Q: You touched on automotive, which is big in California and Arizona where we have a lot of autonomous vehicles being tested on our roads. Is there a way to put industrial pressure for better security?

Automobiles are doing better than average, they are already regulated. Both for security/safety (can these cars be hacked and made to crash?) and data security (in US we live in data free-for-all). We are not doing great but it is a lot better than the doorbells, thermostats and dolls. Cars are IoT that is actually life-threatening. Governments regulate things that kill people, so as bad as it is, automotive is our success story right now. But we in US are not going to be regulating data brokers, surveillance capitalism. Nobody wants to touch it, if you want that regulated look to the EU.

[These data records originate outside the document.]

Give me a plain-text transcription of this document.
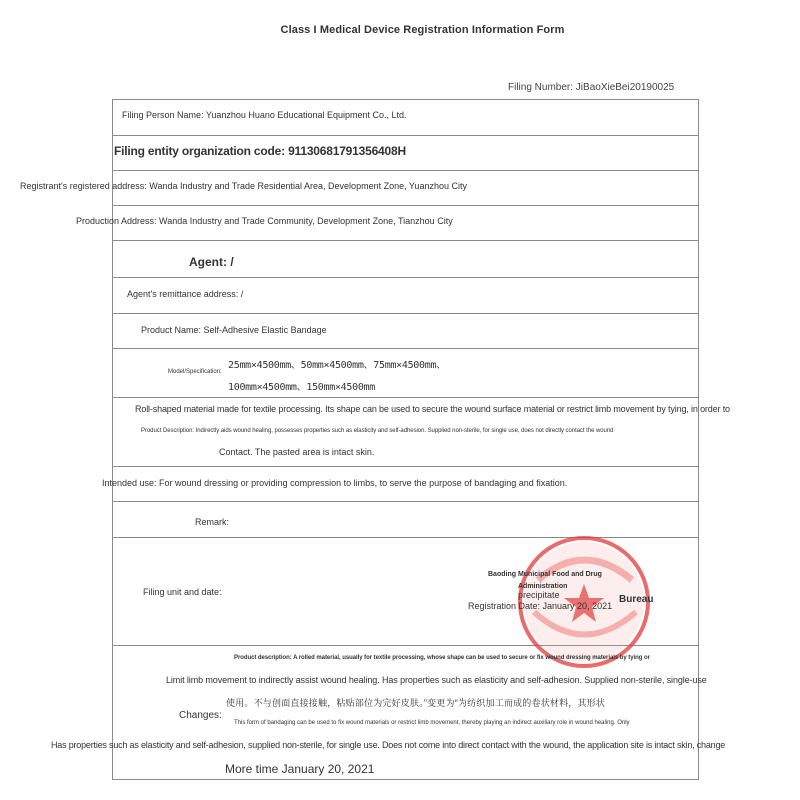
Class I Medical Device Registration Information Form
Filing Number: JiBaoXieBei20190025
Filing Person Name: Yuanzhou Huano Educational Equipment Co., Ltd.
Filing entity organization code: 91130681791356408H
Registrant's registered address: Wanda Industry and Trade Residential Area, Development Zone, Yuanzhou City
Production Address: Wanda Industry and Trade Community, Development Zone, Tianzhou City
Agent: /
Agent's remittance address: /
Product Name: Self-Adhesive Elastic Bandage
Model/Specification:
25mm×4500mm、50mm×4500mm、75mm×4500mm、
100mm×4500mm、150mm×4500mm
Roll-shaped material made for textile processing. Its shape can be used to secure the wound surface material or restrict limb movement by tying, in order to
Product Description: Indirectly aids wound healing, possesses properties such as elasticity and self-adhesion. Supplied non-sterile, for single use, does not directly contact the wound
Contact. The pasted area is intact skin.
Intended use: For wound dressing or providing compression to limbs, to serve the purpose of bandaging and fixation.
Remark:
Filing unit and date:
Baoding Municipal Food and Drug
Administration
precipitate	Bureau
Registration Date: January 20, 2021
Product description: A rolled material, usually for textile processing, whose shape can be used to secure or fix wound dressing materials by tying or
Limit limb movement to indirectly assist wound healing. Has properties such as elasticity and self-adhesion. Supplied non-sterile, single-use
使用。不与创面直接接触，粘贴部位为完好皮肤。”变更为“为纺织加工而成的卷状材料，其形状
Changes:
This form of bandaging can be used to fix wound materials or restrict limb movement, thereby playing an indirect auxiliary role in wound healing. Only
Has properties such as elasticity and self-adhesion, supplied non-sterile, for single use. Does not come into direct contact with the wound, the application site is intact skin, change
More time January 20, 2021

Q: How do we continue when we leave this auditorium? I want to do more.

I've created a public interest tech web page. There's lots there to stay informed and get involved. But we’re at the beginning here. I’m trying to create this. 

Learn More...Or Even Do More

Start with Bruce's Public Interest Tech page.

Here's his call to action:

We all need to help. I don’t mean that we all need to quit our jobs and go work on legislative staffs; there’s a lot we can do while still maintaining our existing careers. We can advise governments and other public-interest organizations. We can agitate for the public interest inside the corporations we work for. We can speak at conferences and write opinion pieces for publication. We can teach part-time at all levels. But some of us will need to do this full-time.